Member of the Chamber of Deputies
- In office 15 May 1965 – 15 May 1969
- Constituency: 7th Departmental District, 3rd District

Personal details
- Born: 8 April 1938 Santiago, Chile
- Party: Christian Democratic Party
- Occupation: Lawyer, politician, diplomat

= Sergio Fernández Aguayo =

Chilean politician (born 1938)

Sergio Fernández Aguayo (born Santiago, April 8, 1938) is a Chilean lawyer, politician, and diplomat, member of the Christian Democratic Party.

He served as Deputy for the 7th Departmental District, Santiago, 3rd District, during the legislative period 1965–1969, and later as Chilean Ambassador to Poland and the Russian Federation between 1997 and 2000.

==Biography==
He was born in Santiago on April 8, 1938, the son of Manuel Fernández Longe and Lucía Aguayo Rodríguez.

In 1967, he married Ana Bertand Canales in Santiago; they had three children.

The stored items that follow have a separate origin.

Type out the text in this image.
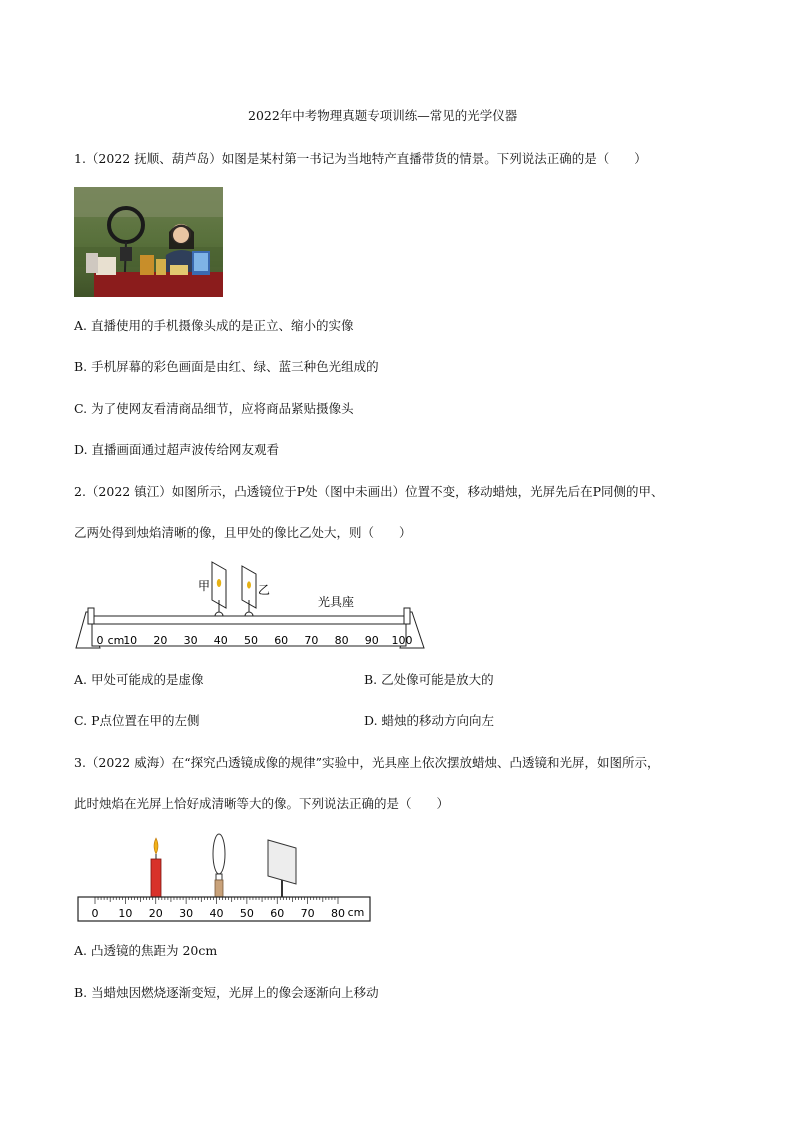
2022年中考物理真题专项训练—常见的光学仪器
1.（2022 抚顺、葫芦岛）如图是某村第一书记为当地特产直播带货的情景。下列说法正确的是（　　）
A. 直播使用的手机摄像头成的是正立、缩小的实像
B. 手机屏幕的彩色画面是由红、绿、蓝三种色光组成的
C. 为了使网友看清商品细节，应将商品紧贴摄像头
D. 直播画面通过超声波传给网友观看
2.（2022 镇江）如图所示，凸透镜位于P处（图中未画出）位置不变，移动蜡烛，光屏先后在P同侧的甲、
乙两处得到烛焰清晰的像，且甲处的像比乙处大，则（　　）
甲	乙
光具座
0 10 20 30 40 50 60 70 80 90 100
cm
A. 甲处可能成的是虚像	B. 乙处像可能是放大的
C. P点位置在甲的左侧	D. 蜡烛的移动方向向左
3.（2022 威海）在“探究凸透镜成像的规律”实验中，光具座上依次摆放蜡烛、凸透镜和光屏，如图所示，
此时烛焰在光屏上恰好成清晰等大的像。下列说法正确的是（　　）
0 10 20 30 40 50 60 70 80 cm
A. 凸透镜的焦距为 20cm
B. 当蜡烛因燃烧逐渐变短，光屏上的像会逐渐向上移动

=== Studies and professional career ===
He studied at the Colegio Luis Enrique Izquierdo and at the Seminario de Chillán. Later, he entered the Law School of the Pontifical Catholic University of Chile, where he earned a degree in Legal, Political and Social Sciences, being sworn in as a lawyer on August 6, 1962.

An expert in cooperative affairs, Fernández Aguayo worked at the State Railways Company between 1954 and 1963, and later at the cooperative Unicoop from 1964 to 1965.

He has also been president of the Instituto Chileno de Cooperación, president of the Instituto de la Auto-Gestión, executive director of the Fundación para el Desarrollo, founder and director of the Banco del Desarrollo, president of IMPROA, INDES.S.A., and FINANCOOP (2006–2008). He currently serves as vice president of INDES, a private financial institution.

==Political career==
He began his political activities by joining the Falange Nacional between 1953 and 1957, later becoming a founding member of the Christian Democratic Party in 1957. In 1967, he was appointed Treasurer of the National Executive of the party.

He was also a close collaborator of Cardinal Raúl Silva Henríquez during the military regime.

=== Parliamentary career ===
In 1965, Fernández Aguayo was elected Deputy for the 7th Departmental District (Santiago, 3rd District), serving during the XLV Legislative Period (1965–1969).

As a parliamentarian, he participated in commissions dealing with social, economic, and cooperative development, focusing on strengthening public policies for labor and social welfare.

===Diplomatic career===
From 1997 to 2000, Fernández Aguayo was appointed Chilean Ambassador to Poland and the Russian Federation.